If you only need the buying answer
The cheapest short-term access to Introduction to Law and the Legal System is digital, not the current print listing. But the current print listing is dramatically below the sampled semester rental, used-print, and new-print market. That makes it a strong ownership route for students who want a law reference to keep rather than an access product that disappears.
| Format | Source | Price | |
|---|---|---|---|
| Merybook | $86.58 | Check price | |
| Digital access | Digital market | $58.99 | Check price |
| Semester rental | eCampus | $155.96 | Check price |
| Used print | eCampus | $195.79 | Check price |
| New print | eCampus | $258.64 | Check price |
So this is another split market. Digital wins on absolute first cost. But if you want a physical introduction-to-law reference, the current print listing is so much better than the surrounding ownership market that it becomes very easy to justify.
What this book actually teaches
An introduction-to-law text matters because it teaches students how legal systems are organized, how cases and statutes work, how institutions interact, and how legal reasoning fits into public life. A good introductory law book is not just for one exam.
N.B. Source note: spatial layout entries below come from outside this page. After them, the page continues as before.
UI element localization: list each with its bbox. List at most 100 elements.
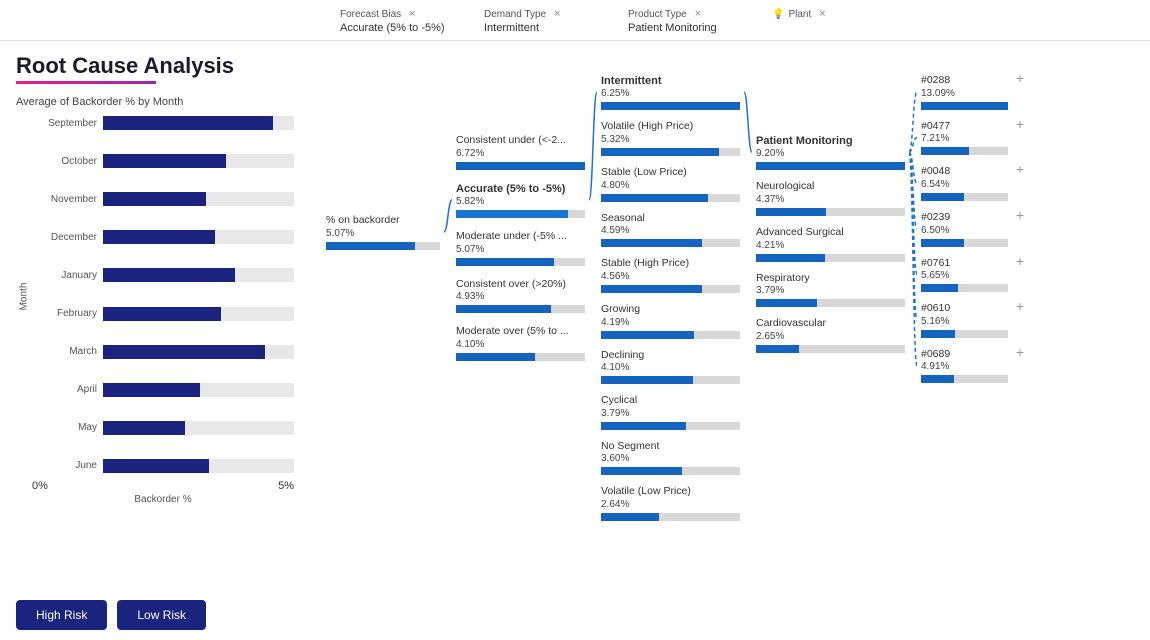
funnel-col-root: % on backorder 5.07% (318, 51, 448, 253)
node-row: Volatile (High Price) 5.32% (597, 117, 744, 159)
node-bar (601, 422, 686, 430)
node-name: #0761 (921, 257, 1008, 271)
node-bar (601, 285, 702, 293)
bar-row: June (32, 459, 294, 473)
bar-fill (103, 268, 235, 282)
node-name: #0288 (921, 74, 1008, 88)
bar-track (103, 154, 294, 168)
demand-type-close[interactable]: × (554, 8, 560, 20)
expand-button[interactable]: + (1016, 345, 1024, 359)
node-pct: 13.09% (921, 88, 1008, 99)
node-pct: 6.25% (601, 88, 740, 99)
buttons-row: High Risk Low Risk (16, 600, 294, 630)
node-pct: 5.32% (601, 134, 740, 145)
node-pct: 5.16% (921, 316, 1008, 327)
bar-row: May (32, 421, 294, 435)
node-row: #0239 6.50% + (917, 208, 1024, 250)
funnel-node[interactable]: Stable (High Price) 4.56% (597, 254, 744, 296)
funnel-node[interactable]: Declining 4.10% (597, 346, 744, 388)
node-pct: 3.79% (756, 285, 905, 296)
bar-fill (103, 154, 226, 168)
node-row: Seasonal 4.59% (597, 209, 744, 251)
expand-button[interactable]: + (1016, 71, 1024, 85)
node-name: Moderate under (-5% ... (456, 230, 585, 244)
node-pct: 9.20% (756, 148, 905, 159)
node-row: Consistent under (<-2... 6.72% (452, 131, 589, 173)
filter-plant: Plant × (772, 8, 892, 22)
expand-button[interactable]: + (1016, 117, 1024, 131)
funnel-node[interactable]: Consistent under (<-2... 6.72% (452, 131, 589, 173)
funnel-node[interactable]: No Segment 3.60% (597, 437, 744, 479)
node-pct: 5.65% (921, 270, 1008, 281)
funnel-node[interactable]: #0761 5.65% (917, 254, 1012, 296)
funnel-node[interactable]: Advanced Surgical 4.21% (752, 223, 909, 265)
node-bar (921, 284, 958, 292)
funnel-node[interactable]: Growing 4.19% (597, 300, 744, 342)
funnel-col-2: Intermittent 6.25% Volatile (High Price)… (593, 51, 748, 524)
x-axis: 0% 5% (32, 476, 294, 492)
node-bar (456, 353, 535, 361)
node-name: Growing (601, 303, 740, 317)
funnel-col-1: Consistent under (<-2... 6.72% Accurate … (448, 51, 593, 364)
plant-close[interactable]: × (819, 8, 825, 20)
funnel-node[interactable]: Moderate over (5% to ... 4.10% (452, 322, 589, 364)
node-row: #0288 13.09% + (917, 71, 1024, 113)
expand-button[interactable]: + (1016, 162, 1024, 176)
funnel-node[interactable]: Patient Monitoring 9.20% (752, 131, 909, 173)
node-bar (456, 258, 554, 266)
funnel-node[interactable]: Respiratory 3.79% (752, 269, 909, 311)
funnel-node[interactable]: Accurate (5% to -5%) 5.82% (452, 179, 589, 221)
node-name: Respiratory (756, 272, 905, 286)
expand-button[interactable]: + (1016, 299, 1024, 313)
product-type-close[interactable]: × (695, 8, 701, 20)
node-name: #0048 (921, 165, 1008, 179)
high-risk-button[interactable]: High Risk (16, 600, 107, 630)
bar-label: February (32, 308, 97, 319)
funnel-node[interactable]: Consistent over (>20%) 4.93% (452, 275, 589, 317)
funnel-node[interactable]: Cyclical 3.79% (597, 391, 744, 433)
node-row: #0477 7.21% + (917, 117, 1024, 159)
node-pct: 6.72% (456, 148, 585, 159)
funnel-node[interactable]: Moderate under (-5% ... 5.07% (452, 227, 589, 269)
funnel-node[interactable]: #0477 7.21% (917, 117, 1012, 159)
node-pct: 6.50% (921, 225, 1008, 236)
funnel-node[interactable]: Volatile (High Price) 5.32% (597, 117, 744, 159)
node-bar (456, 162, 585, 170)
expand-button[interactable]: + (1016, 254, 1024, 268)
node-row: No Segment 3.60% (597, 437, 744, 479)
funnel-node[interactable]: Cardiovascular 2.65% (752, 314, 909, 356)
funnel-node[interactable]: #0610 5.16% (917, 299, 1012, 341)
filter-bar: Forecast Bias × Accurate (5% to -5%) Dem… (0, 0, 1150, 41)
node-pct: 4.93% (456, 291, 585, 302)
funnel-node[interactable]: Seasonal 4.59% (597, 209, 744, 251)
bar-fill (103, 230, 215, 244)
node-pct: 3.60% (601, 453, 740, 464)
funnel-node[interactable]: Intermittent 6.25% (597, 71, 744, 113)
node-name: Cardiovascular (756, 317, 905, 331)
funnel-node[interactable]: #0288 13.09% (917, 71, 1012, 113)
funnel-node[interactable]: #0239 6.50% (917, 208, 1012, 250)
filter-demand-type: Demand Type × Intermittent (484, 8, 604, 34)
forecast-bias-value: Accurate (5% to -5%) (340, 22, 460, 34)
node-row: Patient Monitoring 9.20% (752, 131, 909, 173)
funnel-node[interactable]: Neurological 4.37% (752, 177, 909, 219)
node-name: Moderate over (5% to ... (456, 325, 585, 339)
low-risk-button[interactable]: Low Risk (117, 600, 206, 630)
bar-row: September (32, 116, 294, 130)
bar-fill (103, 345, 265, 359)
node-name: Stable (Low Price) (601, 166, 740, 180)
funnel-node[interactable]: #0048 6.54% (917, 162, 1012, 204)
forecast-bias-close[interactable]: × (409, 8, 415, 20)
bar-chart-area: Month September October November Decembe… (16, 116, 294, 590)
node-pct: 6.54% (921, 179, 1008, 190)
bar-label: November (32, 194, 97, 205)
node-bar (601, 194, 708, 202)
expand-button[interactable]: + (1016, 208, 1024, 222)
node-bar (921, 330, 955, 338)
node-bar (601, 513, 659, 521)
bar-track (103, 383, 294, 397)
funnel-node[interactable]: Stable (Low Price) 4.80% (597, 163, 744, 205)
funnel-node[interactable]: Volatile (Low Price) 2.64% (597, 482, 744, 524)
node-pct: 5.07% (456, 244, 585, 255)
funnel-node[interactable]: #0689 4.91% (917, 345, 1012, 387)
It gives students a structural map of the legal system that can remain useful in later paralegal, legal-studies, criminal-justice, or public-policy work.
That is why a retained print copy can make sense. Students often come back to foundational legal structure, terminology, and system-level reasoning later. A cheap digital access window is fine for temporary study, but it is not the same thing as owning a usable reference.
Who should choose digital and who should buy print
Choose digital if your only goal is the cheapest one-term access. Buy the current print listing if you want a legal-system reference you can keep and use later. In the current market, digital wins on short-term cost and print wins strongly on ownership value.